There was an immediate outcry. Not that the rich actually need the child benefit - it often goes into a savings account for the child to start a pension fund or to pay for school fees - but because there is a hidden dollop of unfairness. It comes from Mrs Thatcher again. She introduced separate taxation for husbands and wives. Previously a wife was regarded as a husband's possession and he was given a tax threshold that accounted for his having to support two individuals on one salary. This was lost when his wife was taxed separately.

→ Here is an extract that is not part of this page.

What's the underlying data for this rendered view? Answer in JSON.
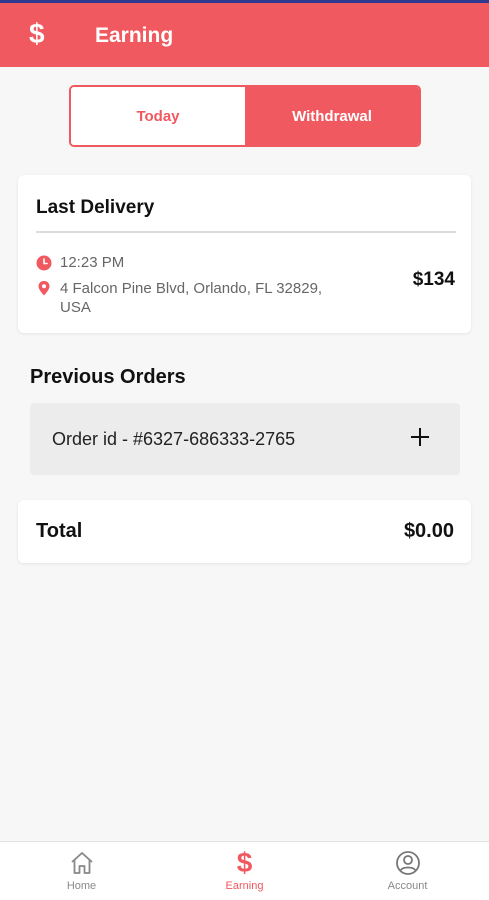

So we have the situation whereby there could be a family income of $130,000 with neither parent paying higher rate tax and the mother still drawing child benefit, while next door the mother stays at home to look after the children, does not work to earn money, yet the family income just crosses the threshold and child benefit is lost.
Unfairness is anathema to the British voter. They still remember that Diego Maradonna goal in the 1986 world cup. But is this a real issue? We know that for 50% of families with a stay-at-home mum, the family income exceeds $112,500 a year. Even if it is less, we find that many stay-at-home mums are able to do a small job for their husbands that reduces his taxable income and enables her use her tax allowance and to save more than the child benefit in tax that does not need to be paid. There is also a promise that sometime this parliament there will be a Bill introduced that allows all stay-at-home mums to receive this sort of redress (though not by the full amount).
The principle of Universal Benefits was a Liberal Party one, introduced by the Beveridge report of 1944. So the Tory's coalition partners have an emotional tie to them. It was very different in 1944 when the housing stock had been seriously depleted by bombing and poverty was extremely severe. Today poverty means you don't have a flat screen TV.. The other Universal Benefits (introduced only later) include a free TV licence for the over-75s, free bus passes for the over-60s (not actually used by higher rate tax-payers) and a winter fuel allowance for the over 60s so that no-one need die of hypothermia. There are suggestions that some of these are vulnerable to the chancellor's axe in the Autumn spending review. I shan't lose any sleep if I lose them. I have been eligible for a bus-pass for 7 years. I have used it 4 times. That's saved me $12.
I shall return to this topic, but now I must go and paint a doorpost.